Plan cancellations to hurt few Americans
In the midst of controversy about canceled plans and their reinstatement comes a new report by the consumer organization Families USA: Only 0.6 percent of Americans under 65--about 1.5 million people out of 267 million--may lose their insurance and not qualify for financial aid to replace it with Affordable Care Act-compliant coverage.
Among the 5.7 percent of Americans insured in the individual market, 29 percent have family incomes above 400 percent of the federal poverty level and are therefore ineligible for tax subsidies, and only one-third of those are expected to stay in the individual market for more than a year. So only 0.6 percent of individual market insured Americans may lose their existing plans and not get financial help to replace them, the report found.
"Although President Obama was right to express his concern about, and to propose corrective action for, the people at risk of losing health coverage due to the Affordable Care Act, it is important to keep a perspective about the small portion of the population that might be adversely affected," Families USA Executive Director Ron Pollack said yesterday in an announcement.
That small portion has been visible and vocal: Lawsuits have been filed in California over the cancelations, and President Barack Obama apologized to Americans for canceled plans. Further, Democrats threatened to withdraw their support of healthcare reform unless Obama kept his word that Americans who liked their health plans could keep them.

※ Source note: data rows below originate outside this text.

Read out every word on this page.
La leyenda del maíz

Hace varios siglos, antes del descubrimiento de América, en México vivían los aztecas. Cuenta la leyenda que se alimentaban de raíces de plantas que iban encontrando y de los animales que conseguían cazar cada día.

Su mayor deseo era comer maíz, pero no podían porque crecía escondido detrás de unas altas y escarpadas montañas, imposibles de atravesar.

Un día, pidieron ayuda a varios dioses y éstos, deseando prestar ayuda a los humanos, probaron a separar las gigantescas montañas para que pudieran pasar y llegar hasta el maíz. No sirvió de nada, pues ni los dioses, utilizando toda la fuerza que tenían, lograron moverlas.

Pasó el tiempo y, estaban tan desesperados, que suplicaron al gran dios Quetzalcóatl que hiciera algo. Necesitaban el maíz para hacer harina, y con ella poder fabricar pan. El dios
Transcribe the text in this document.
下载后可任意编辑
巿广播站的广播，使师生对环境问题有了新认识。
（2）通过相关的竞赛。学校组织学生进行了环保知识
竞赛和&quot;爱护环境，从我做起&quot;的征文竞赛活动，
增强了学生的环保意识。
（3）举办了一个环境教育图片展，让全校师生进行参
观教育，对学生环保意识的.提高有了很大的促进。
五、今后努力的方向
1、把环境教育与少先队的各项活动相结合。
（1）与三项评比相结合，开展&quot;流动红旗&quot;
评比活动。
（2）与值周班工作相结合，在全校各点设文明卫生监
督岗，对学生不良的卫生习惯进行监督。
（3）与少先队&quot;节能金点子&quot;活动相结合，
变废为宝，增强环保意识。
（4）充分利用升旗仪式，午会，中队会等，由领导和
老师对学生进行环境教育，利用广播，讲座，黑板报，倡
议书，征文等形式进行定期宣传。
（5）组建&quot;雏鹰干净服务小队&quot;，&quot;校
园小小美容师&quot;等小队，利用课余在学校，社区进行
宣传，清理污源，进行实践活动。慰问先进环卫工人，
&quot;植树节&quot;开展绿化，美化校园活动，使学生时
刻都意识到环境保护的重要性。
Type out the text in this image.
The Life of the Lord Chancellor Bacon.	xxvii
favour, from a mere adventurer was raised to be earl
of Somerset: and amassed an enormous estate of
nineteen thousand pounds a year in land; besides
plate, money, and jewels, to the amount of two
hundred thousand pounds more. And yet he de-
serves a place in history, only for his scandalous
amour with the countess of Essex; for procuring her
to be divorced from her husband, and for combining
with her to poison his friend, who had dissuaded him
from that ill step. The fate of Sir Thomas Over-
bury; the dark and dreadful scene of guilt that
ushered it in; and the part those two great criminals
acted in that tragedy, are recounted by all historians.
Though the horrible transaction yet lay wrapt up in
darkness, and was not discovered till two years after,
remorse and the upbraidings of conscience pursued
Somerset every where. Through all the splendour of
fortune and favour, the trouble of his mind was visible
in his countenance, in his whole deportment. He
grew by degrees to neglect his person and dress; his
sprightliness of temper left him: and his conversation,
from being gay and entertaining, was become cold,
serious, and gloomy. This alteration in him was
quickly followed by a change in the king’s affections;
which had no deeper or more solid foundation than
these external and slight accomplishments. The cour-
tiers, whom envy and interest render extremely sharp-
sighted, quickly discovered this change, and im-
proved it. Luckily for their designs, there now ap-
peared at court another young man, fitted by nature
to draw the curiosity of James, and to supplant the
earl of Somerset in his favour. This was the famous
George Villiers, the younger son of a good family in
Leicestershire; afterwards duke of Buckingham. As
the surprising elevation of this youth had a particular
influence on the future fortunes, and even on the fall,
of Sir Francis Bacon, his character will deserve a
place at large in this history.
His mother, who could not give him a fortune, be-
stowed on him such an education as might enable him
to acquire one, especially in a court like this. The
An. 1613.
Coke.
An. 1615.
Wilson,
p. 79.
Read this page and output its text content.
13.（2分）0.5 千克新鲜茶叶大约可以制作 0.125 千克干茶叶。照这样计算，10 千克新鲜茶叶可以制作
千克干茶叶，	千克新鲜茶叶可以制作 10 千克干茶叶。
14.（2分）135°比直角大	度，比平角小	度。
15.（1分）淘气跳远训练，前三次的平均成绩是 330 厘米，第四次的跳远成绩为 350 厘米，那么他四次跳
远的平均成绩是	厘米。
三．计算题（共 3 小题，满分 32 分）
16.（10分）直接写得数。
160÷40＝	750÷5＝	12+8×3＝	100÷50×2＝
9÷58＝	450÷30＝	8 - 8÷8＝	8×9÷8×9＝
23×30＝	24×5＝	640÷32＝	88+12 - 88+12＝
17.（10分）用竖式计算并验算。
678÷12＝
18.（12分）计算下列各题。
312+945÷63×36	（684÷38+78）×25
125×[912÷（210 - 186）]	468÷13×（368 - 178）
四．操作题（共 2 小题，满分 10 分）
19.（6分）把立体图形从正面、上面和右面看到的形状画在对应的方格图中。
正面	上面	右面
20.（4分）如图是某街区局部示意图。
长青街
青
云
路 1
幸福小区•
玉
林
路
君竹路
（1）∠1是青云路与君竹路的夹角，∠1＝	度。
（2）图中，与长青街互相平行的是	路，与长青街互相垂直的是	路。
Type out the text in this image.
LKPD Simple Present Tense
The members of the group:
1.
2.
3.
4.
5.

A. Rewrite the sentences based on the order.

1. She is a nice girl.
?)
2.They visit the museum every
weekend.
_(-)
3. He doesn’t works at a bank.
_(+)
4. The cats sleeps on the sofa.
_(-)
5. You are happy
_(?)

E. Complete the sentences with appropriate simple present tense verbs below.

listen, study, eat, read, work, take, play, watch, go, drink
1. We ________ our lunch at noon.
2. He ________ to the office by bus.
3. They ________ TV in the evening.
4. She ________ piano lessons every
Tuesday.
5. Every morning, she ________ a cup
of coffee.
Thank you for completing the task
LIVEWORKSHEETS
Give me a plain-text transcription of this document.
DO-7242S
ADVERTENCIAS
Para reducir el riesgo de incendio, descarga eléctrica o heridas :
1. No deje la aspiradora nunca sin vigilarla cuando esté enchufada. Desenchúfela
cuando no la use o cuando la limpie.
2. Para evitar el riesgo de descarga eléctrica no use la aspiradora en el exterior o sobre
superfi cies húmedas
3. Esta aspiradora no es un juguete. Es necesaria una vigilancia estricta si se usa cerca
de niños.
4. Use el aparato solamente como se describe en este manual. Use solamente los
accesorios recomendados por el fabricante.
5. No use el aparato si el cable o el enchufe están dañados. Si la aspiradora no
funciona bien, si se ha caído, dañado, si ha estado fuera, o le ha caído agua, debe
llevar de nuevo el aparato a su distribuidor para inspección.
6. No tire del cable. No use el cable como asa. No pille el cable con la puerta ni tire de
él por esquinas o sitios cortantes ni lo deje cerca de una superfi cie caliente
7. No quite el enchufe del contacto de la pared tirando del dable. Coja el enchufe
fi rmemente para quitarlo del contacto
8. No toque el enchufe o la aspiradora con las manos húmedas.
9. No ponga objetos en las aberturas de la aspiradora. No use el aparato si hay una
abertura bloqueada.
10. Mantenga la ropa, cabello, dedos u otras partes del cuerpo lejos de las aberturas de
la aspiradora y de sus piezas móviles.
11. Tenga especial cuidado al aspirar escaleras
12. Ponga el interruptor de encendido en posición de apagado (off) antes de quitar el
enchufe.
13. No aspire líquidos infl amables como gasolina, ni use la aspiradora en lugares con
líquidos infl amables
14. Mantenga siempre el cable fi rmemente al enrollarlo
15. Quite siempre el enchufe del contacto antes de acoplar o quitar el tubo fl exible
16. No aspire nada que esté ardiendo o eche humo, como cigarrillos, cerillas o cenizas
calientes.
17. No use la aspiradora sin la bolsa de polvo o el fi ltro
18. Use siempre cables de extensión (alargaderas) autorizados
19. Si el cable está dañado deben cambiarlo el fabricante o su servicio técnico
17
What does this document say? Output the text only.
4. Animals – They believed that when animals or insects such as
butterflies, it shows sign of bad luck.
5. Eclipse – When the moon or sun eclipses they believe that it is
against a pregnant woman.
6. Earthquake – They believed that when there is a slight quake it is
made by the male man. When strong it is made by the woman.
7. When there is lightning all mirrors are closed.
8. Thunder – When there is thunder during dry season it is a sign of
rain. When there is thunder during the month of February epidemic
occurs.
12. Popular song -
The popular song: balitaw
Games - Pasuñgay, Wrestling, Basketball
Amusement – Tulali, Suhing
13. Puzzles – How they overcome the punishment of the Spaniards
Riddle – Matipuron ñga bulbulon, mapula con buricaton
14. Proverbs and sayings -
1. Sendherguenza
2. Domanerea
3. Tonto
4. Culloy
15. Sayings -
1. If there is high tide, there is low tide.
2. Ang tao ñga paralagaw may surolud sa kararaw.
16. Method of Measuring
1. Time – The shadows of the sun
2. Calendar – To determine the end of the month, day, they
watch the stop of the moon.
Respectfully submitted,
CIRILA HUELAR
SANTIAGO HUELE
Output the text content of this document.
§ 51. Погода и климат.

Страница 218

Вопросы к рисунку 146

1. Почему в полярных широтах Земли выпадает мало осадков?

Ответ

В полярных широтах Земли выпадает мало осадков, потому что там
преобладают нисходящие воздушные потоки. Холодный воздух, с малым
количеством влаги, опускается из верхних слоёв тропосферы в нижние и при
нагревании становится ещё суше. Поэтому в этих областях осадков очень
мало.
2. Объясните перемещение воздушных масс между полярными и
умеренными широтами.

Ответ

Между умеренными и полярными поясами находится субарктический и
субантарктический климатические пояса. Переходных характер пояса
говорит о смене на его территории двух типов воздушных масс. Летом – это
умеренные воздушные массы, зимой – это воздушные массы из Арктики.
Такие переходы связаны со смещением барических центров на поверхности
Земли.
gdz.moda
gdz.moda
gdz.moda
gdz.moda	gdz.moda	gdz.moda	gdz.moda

Individual plans cover about 15.2 million people, or 5.7 percent of the non-elderly U.S. population, and 71 percent of that population will qualify for reform subsidies or expanded Medicaid coverage, according to the report.
"The overwhelming majority of those people will obtain more affordable coverage under the healthcare law because they will be income-eligible for financial assistance to help pay for comprehensive insurance at a lower cost," the report concluded.